Furthermore, free-form bending machines have become known in recent years that work with sliding guides (Neugebauer R.; Blau P.; Drossel W-G., 3D-Freiformbiegen von Profilen. [3D-Free-Form Bending of Profiles], ZWG, Nov. 12, 2001). Here, the tube or profile is pushed through corresponding guide bushes, which are offset relative to each other and which bend the profile in the process. A disadvantage here is that an additional, strong pusher is required and that the occurring large friction forces may damage the surface of the tube or profile. For this reason, as a rule, lubricants are being utilized in these machines, which have to be laboriously removed from the workpiece after the working. An additional disadvantage is that fitting bushes need to be manufactured for each type of profile, which bushes, due to the high contact pressures per unit area, consist of expensive ceramic materials. In these free-form bending machines, the spatial direction in which the profile emerges from the machine is always dependent on the contour of the bent component. For this reason, complex multi-axis kinematics of the guide bushes is necessary in order to exactly reproduce the spatial curve of the bent component at that location, making such a free-form bending machine very complex and expensive. In addition, if it is desired to measure the profile during the process at the outlet of the machine (e.g., for control purposes) this will require a complex sensor system that is capable of recording 3D coordinates.

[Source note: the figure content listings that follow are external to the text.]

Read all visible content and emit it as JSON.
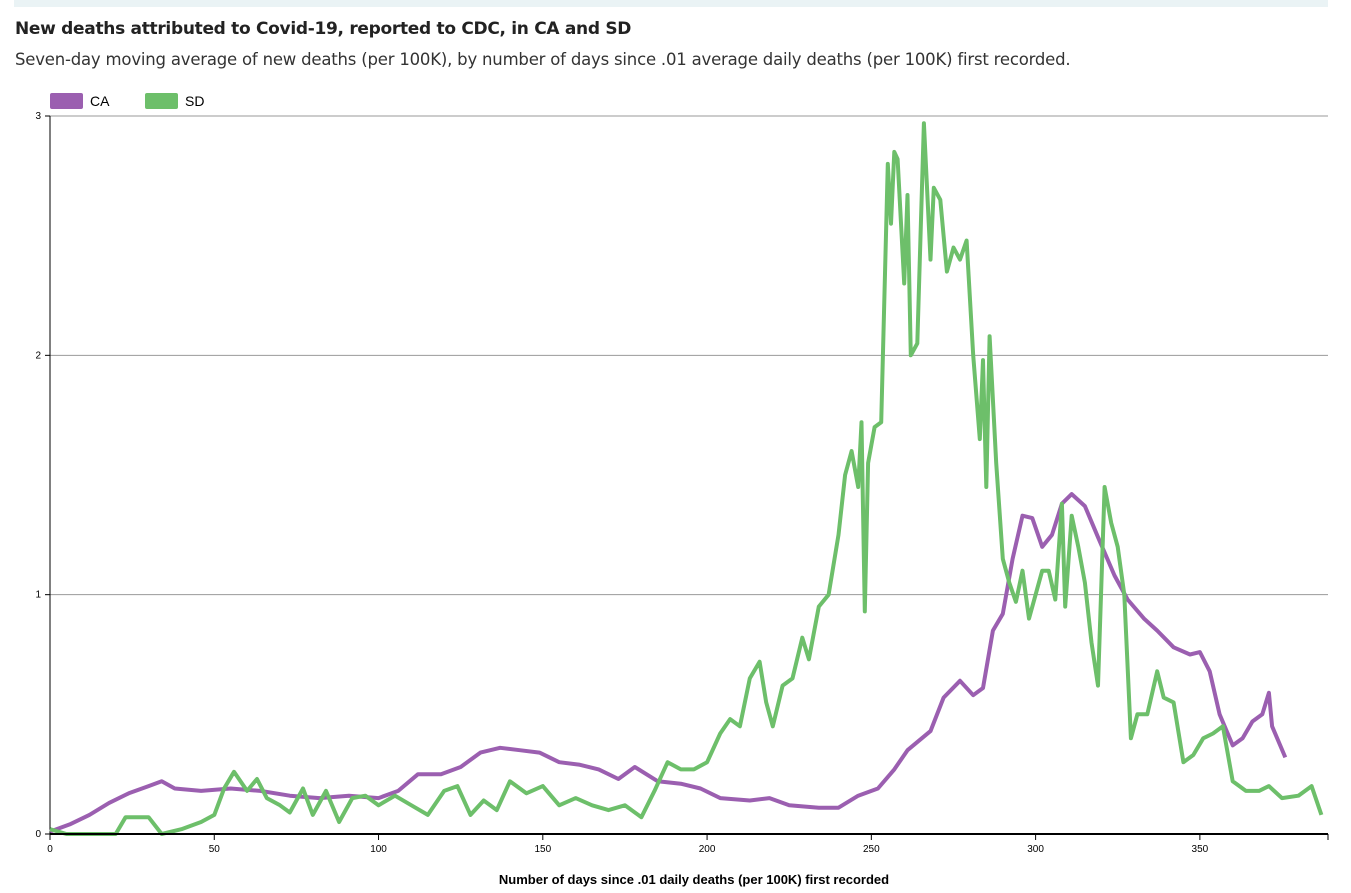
{
  "header": {
    "title": "New deaths attributed to Covid-19, reported to CDC, in CA and SD",
    "subtitle": "Seven-day moving average of new deaths (per 100K), by number of days since .01 average daily deaths (per 100K) first recorded."
  },
  "chart_data": {
    "type": "line",
    "title": "New deaths attributed to Covid-19, reported to CDC, in CA and SD",
    "xlabel": "Number of days since .01 daily deaths (per 100K) first recorded",
    "ylabel": "",
    "xlim": [
      0,
      389
    ],
    "ylim": [
      0,
      3
    ],
    "xticks": [
      "0",
      "50",
      "100",
      "150",
      "200",
      "250",
      "300",
      "350"
    ],
    "yticks": [
      "0",
      "1",
      "2",
      "3"
    ],
    "legend_position": "top-left",
    "series": [
      {
        "name": "CA",
        "color": "#9b5fb0",
        "points": [
          [
            0,
            0.01
          ],
          [
            6,
            0.04
          ],
          [
            12,
            0.08
          ],
          [
            18,
            0.13
          ],
          [
            24,
            0.17
          ],
          [
            30,
            0.2
          ],
          [
            34,
            0.22
          ],
          [
            38,
            0.19
          ],
          [
            46,
            0.18
          ],
          [
            55,
            0.19
          ],
          [
            64,
            0.18
          ],
          [
            73,
            0.16
          ],
          [
            82,
            0.15
          ],
          [
            91,
            0.16
          ],
          [
            100,
            0.15
          ],
          [
            106,
            0.18
          ],
          [
            112,
            0.25
          ],
          [
            119,
            0.25
          ],
          [
            125,
            0.28
          ],
          [
            131,
            0.34
          ],
          [
            137,
            0.36
          ],
          [
            143,
            0.35
          ],
          [
            149,
            0.34
          ],
          [
            155,
            0.3
          ],
          [
            161,
            0.29
          ],
          [
            167,
            0.27
          ],
          [
            173,
            0.23
          ],
          [
            178,
            0.28
          ],
          [
            185,
            0.22
          ],
          [
            192,
            0.21
          ],
          [
            198,
            0.19
          ],
          [
            204,
            0.15
          ],
          [
            213,
            0.14
          ],
          [
            219,
            0.15
          ],
          [
            225,
            0.12
          ],
          [
            234,
            0.11
          ],
          [
            240,
            0.11
          ],
          [
            246,
            0.16
          ],
          [
            252,
            0.19
          ],
          [
            257,
            0.27
          ],
          [
            261,
            0.35
          ],
          [
            268,
            0.43
          ],
          [
            272,
            0.57
          ],
          [
            277,
            0.64
          ],
          [
            281,
            0.58
          ],
          [
            284,
            0.61
          ],
          [
            287,
            0.85
          ],
          [
            290,
            0.92
          ],
          [
            293,
            1.15
          ],
          [
            296,
            1.33
          ],
          [
            299,
            1.32
          ],
          [
            302,
            1.2
          ],
          [
            305,
            1.25
          ],
          [
            308,
            1.38
          ],
          [
            311,
            1.42
          ],
          [
            315,
            1.37
          ],
          [
            319,
            1.24
          ],
          [
            324,
            1.08
          ],
          [
            328,
            0.98
          ],
          [
            333,
            0.9
          ],
          [
            337,
            0.85
          ],
          [
            342,
            0.78
          ],
          [
            347,
            0.75
          ],
          [
            350,
            0.76
          ],
          [
            353,
            0.68
          ],
          [
            356,
            0.5
          ],
          [
            360,
            0.37
          ],
          [
            363,
            0.4
          ],
          [
            366,
            0.47
          ],
          [
            369,
            0.5
          ],
          [
            371,
            0.59
          ],
          [
            372,
            0.45
          ],
          [
            376,
            0.32
          ]
        ]
      },
      {
        "name": "SD",
        "color": "#6dbf6a",
        "points": [
          [
            0,
            0.02
          ],
          [
            5,
            0
          ],
          [
            20,
            0
          ],
          [
            23,
            0.07
          ],
          [
            30,
            0.07
          ],
          [
            34,
            0
          ],
          [
            40,
            0.02
          ],
          [
            46,
            0.05
          ],
          [
            50,
            0.08
          ],
          [
            53,
            0.19
          ],
          [
            56,
            0.26
          ],
          [
            60,
            0.18
          ],
          [
            63,
            0.23
          ],
          [
            66,
            0.15
          ],
          [
            70,
            0.12
          ],
          [
            73,
            0.09
          ],
          [
            77,
            0.19
          ],
          [
            80,
            0.08
          ],
          [
            84,
            0.18
          ],
          [
            88,
            0.05
          ],
          [
            92,
            0.15
          ],
          [
            96,
            0.16
          ],
          [
            100,
            0.12
          ],
          [
            105,
            0.16
          ],
          [
            110,
            0.12
          ],
          [
            115,
            0.08
          ],
          [
            120,
            0.18
          ],
          [
            124,
            0.2
          ],
          [
            128,
            0.08
          ],
          [
            132,
            0.14
          ],
          [
            136,
            0.1
          ],
          [
            140,
            0.22
          ],
          [
            145,
            0.17
          ],
          [
            150,
            0.2
          ],
          [
            155,
            0.12
          ],
          [
            160,
            0.15
          ],
          [
            165,
            0.12
          ],
          [
            170,
            0.1
          ],
          [
            175,
            0.12
          ],
          [
            180,
            0.07
          ],
          [
            184,
            0.18
          ],
          [
            188,
            0.3
          ],
          [
            192,
            0.27
          ],
          [
            196,
            0.27
          ],
          [
            200,
            0.3
          ],
          [
            204,
            0.42
          ],
          [
            207,
            0.48
          ],
          [
            210,
            0.45
          ],
          [
            213,
            0.65
          ],
          [
            216,
            0.72
          ],
          [
            218,
            0.55
          ],
          [
            220,
            0.45
          ],
          [
            223,
            0.62
          ],
          [
            226,
            0.65
          ],
          [
            229,
            0.82
          ],
          [
            231,
            0.73
          ],
          [
            234,
            0.95
          ],
          [
            237,
            1.0
          ],
          [
            240,
            1.25
          ],
          [
            242,
            1.5
          ],
          [
            244,
            1.6
          ],
          [
            246,
            1.45
          ],
          [
            247,
            1.72
          ],
          [
            248,
            0.93
          ],
          [
            249,
            1.55
          ],
          [
            251,
            1.7
          ],
          [
            253,
            1.72
          ],
          [
            255,
            2.8
          ],
          [
            256,
            2.55
          ],
          [
            257,
            2.85
          ],
          [
            258,
            2.82
          ],
          [
            260,
            2.3
          ],
          [
            261,
            2.67
          ],
          [
            262,
            2.0
          ],
          [
            264,
            2.05
          ],
          [
            266,
            2.97
          ],
          [
            268,
            2.4
          ],
          [
            269,
            2.7
          ],
          [
            271,
            2.65
          ],
          [
            273,
            2.35
          ],
          [
            275,
            2.45
          ],
          [
            277,
            2.4
          ],
          [
            279,
            2.48
          ],
          [
            281,
            2.0
          ],
          [
            283,
            1.65
          ],
          [
            284,
            1.98
          ],
          [
            285,
            1.45
          ],
          [
            286,
            2.08
          ],
          [
            288,
            1.55
          ],
          [
            290,
            1.15
          ],
          [
            292,
            1.05
          ],
          [
            294,
            0.97
          ],
          [
            296,
            1.1
          ],
          [
            298,
            0.9
          ],
          [
            300,
            1.0
          ],
          [
            302,
            1.1
          ],
          [
            304,
            1.1
          ],
          [
            306,
            0.98
          ],
          [
            308,
            1.38
          ],
          [
            309,
            0.95
          ],
          [
            311,
            1.33
          ],
          [
            313,
            1.2
          ],
          [
            315,
            1.05
          ],
          [
            317,
            0.8
          ],
          [
            319,
            0.62
          ],
          [
            321,
            1.45
          ],
          [
            323,
            1.3
          ],
          [
            325,
            1.2
          ],
          [
            327,
            1.0
          ],
          [
            329,
            0.4
          ],
          [
            331,
            0.5
          ],
          [
            334,
            0.5
          ],
          [
            337,
            0.68
          ],
          [
            339,
            0.57
          ],
          [
            342,
            0.55
          ],
          [
            345,
            0.3
          ],
          [
            348,
            0.33
          ],
          [
            351,
            0.4
          ],
          [
            354,
            0.42
          ],
          [
            357,
            0.45
          ],
          [
            360,
            0.22
          ],
          [
            364,
            0.18
          ],
          [
            368,
            0.18
          ],
          [
            371,
            0.2
          ],
          [
            375,
            0.15
          ],
          [
            380,
            0.16
          ],
          [
            384,
            0.2
          ],
          [
            387,
            0.08
          ]
        ]
      }
    ]
  }
}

All systems that are currently being used utilize a relatively complex pusher that pushes the profile positively via the longitudinal axis. Here, the profile has to be guided in a relatively elaborate manner to prevent the profile from buckling induced by the thrust load. This is furthermore disadvantageous because the pusher puts a limit on the total length of the tubes and profiles that can be worked.